There was a comment here that was nothing but antisemitism thinly veiled as an economics comment. I have deleted it because he’s a moron for his statements, and I pretty clearly tell people right here to not be a jerk. Want to comment? Leave hatred at the door.

Your rebuttal basically comes to the same conclusion as the original article.

Did you even have a point to make?

OK here is the comment with one word deleted.

The reality is we are nearing the end of gold/fiat currency era. Use of gold and fiat currency as medium of exchange is major fraud equivalent to slavery perpetrated by elites on rest of the people of the world.

For a currency to be "valid medium of exchange" it should be defined in terms of food/fuel or energy and the issuer should have redemption obligation. Redemption obligation is necessary because currency is a token, for tokens to be valid it need to be redeemed with what it represents eg. food/fuel/energy – something which humans can really use, we can eat food, we can use fuel to produce food. Gold cannot be used as a natural currency since it does not have any inherent energy essential for human survival. Gold can become a valid currency only when someone guaranties redemption against food/fuel otherwise it is an absolute fake token/currency.

"Free Markets" can exist only when a "valid currency" is used for transactions!

The "the sky is falling" tone doesn’t help taking it very seriously, but I don’t see much that you actually refute from this article.

One thing about investments. Saying you don’t lose as long you don’t sell is not correct. Sometimes even if you don’t want to sell, you are forced to, for pennies. Early next year, the TNU Eurotunnel bonds will be removed from the market. The last hope to get back their investment for the owners will be lost.

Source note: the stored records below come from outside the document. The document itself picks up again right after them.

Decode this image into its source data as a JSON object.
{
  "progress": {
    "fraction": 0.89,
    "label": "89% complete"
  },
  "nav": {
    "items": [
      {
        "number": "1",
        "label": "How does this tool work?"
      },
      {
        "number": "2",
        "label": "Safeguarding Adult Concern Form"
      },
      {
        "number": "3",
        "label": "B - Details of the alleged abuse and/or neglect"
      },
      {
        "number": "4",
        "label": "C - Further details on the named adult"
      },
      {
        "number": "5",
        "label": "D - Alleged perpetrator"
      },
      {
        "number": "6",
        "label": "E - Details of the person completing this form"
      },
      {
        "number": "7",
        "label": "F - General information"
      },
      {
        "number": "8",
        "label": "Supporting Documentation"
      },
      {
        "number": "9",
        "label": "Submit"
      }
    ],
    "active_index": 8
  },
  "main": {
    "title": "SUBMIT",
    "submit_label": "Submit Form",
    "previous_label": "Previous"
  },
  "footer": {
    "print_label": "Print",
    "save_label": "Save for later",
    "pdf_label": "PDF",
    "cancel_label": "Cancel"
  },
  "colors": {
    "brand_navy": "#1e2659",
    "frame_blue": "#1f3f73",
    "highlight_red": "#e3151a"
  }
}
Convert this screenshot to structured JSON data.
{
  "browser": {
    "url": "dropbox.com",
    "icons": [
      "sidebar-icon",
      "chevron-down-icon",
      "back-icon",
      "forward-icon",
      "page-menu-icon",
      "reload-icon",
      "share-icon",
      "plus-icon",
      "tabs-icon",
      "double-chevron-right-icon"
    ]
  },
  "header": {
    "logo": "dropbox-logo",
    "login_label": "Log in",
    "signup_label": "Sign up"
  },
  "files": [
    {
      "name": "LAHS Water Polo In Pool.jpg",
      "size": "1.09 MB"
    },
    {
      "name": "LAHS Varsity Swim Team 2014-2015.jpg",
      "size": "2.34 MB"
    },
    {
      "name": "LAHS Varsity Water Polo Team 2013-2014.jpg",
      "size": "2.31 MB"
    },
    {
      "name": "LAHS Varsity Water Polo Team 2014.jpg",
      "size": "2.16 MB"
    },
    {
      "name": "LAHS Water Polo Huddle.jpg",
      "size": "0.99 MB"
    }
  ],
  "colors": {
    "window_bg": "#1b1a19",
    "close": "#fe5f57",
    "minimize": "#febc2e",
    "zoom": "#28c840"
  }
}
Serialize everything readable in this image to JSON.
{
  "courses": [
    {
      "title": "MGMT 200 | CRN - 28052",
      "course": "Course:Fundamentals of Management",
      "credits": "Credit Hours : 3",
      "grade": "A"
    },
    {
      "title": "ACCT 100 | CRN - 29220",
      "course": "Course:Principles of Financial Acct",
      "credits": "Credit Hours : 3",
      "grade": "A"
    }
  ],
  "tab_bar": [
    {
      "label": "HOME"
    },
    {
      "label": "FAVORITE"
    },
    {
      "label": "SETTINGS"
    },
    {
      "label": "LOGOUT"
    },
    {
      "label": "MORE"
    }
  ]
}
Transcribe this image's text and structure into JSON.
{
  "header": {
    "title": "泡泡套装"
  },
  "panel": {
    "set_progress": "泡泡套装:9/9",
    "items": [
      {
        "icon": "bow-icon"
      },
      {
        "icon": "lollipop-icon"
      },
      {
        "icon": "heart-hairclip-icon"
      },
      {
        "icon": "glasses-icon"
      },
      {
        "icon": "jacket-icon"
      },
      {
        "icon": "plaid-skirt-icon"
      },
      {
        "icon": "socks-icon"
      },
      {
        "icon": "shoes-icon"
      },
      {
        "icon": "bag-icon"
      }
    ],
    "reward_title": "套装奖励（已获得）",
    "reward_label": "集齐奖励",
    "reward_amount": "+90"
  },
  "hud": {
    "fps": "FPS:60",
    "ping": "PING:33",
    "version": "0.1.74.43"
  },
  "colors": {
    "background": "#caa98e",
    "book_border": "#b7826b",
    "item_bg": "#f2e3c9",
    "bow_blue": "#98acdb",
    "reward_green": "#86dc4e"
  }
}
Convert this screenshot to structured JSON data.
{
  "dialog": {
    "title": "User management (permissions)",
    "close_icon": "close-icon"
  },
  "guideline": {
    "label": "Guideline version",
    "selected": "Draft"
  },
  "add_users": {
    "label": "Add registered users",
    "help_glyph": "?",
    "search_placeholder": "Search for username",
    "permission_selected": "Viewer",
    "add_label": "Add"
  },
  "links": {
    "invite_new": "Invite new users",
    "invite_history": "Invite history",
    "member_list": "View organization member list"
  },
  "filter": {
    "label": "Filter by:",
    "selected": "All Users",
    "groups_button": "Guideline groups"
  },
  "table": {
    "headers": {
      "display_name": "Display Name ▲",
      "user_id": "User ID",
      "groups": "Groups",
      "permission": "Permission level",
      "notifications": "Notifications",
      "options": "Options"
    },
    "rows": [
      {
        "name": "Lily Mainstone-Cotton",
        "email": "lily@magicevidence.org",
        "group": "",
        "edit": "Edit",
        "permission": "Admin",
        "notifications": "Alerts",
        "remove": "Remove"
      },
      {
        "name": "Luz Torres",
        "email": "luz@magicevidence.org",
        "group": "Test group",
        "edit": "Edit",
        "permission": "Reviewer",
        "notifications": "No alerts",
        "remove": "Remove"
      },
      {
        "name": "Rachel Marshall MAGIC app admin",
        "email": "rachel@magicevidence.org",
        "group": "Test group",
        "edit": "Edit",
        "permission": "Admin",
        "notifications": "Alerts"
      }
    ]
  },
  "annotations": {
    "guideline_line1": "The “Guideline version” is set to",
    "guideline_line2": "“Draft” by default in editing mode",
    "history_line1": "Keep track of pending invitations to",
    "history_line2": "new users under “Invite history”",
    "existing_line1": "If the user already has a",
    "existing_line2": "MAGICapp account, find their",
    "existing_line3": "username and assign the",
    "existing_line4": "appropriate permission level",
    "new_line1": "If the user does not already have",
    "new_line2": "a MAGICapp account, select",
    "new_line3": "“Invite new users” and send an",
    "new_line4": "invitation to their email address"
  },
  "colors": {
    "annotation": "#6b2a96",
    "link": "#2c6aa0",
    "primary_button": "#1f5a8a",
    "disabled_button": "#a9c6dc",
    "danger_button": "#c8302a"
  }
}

China can’t afford to pull out, that’s for sure, but the recent moves they are making seem like they don’t either want to take the risk of going down together with the US. They are in a sort of zugzwang, whatever they do, it will be a bad choice, probably trying to find some sort of middleway out of it, definitively wanting to stop putting all of their eggs in the US basket, which might be enough to make it crumble.

There has been a lot of crises since thirty years, but it seems now that the way out of every crises without too much hurting has been each time to create what would become the next crise instead of solving anything (for exemple Greenspan going out of the dot com crises by creating a real estate bubble). As a result, the tension in the system have always heightened, and this time it might be about to crack, at least if nothing again is done to solve the real issues.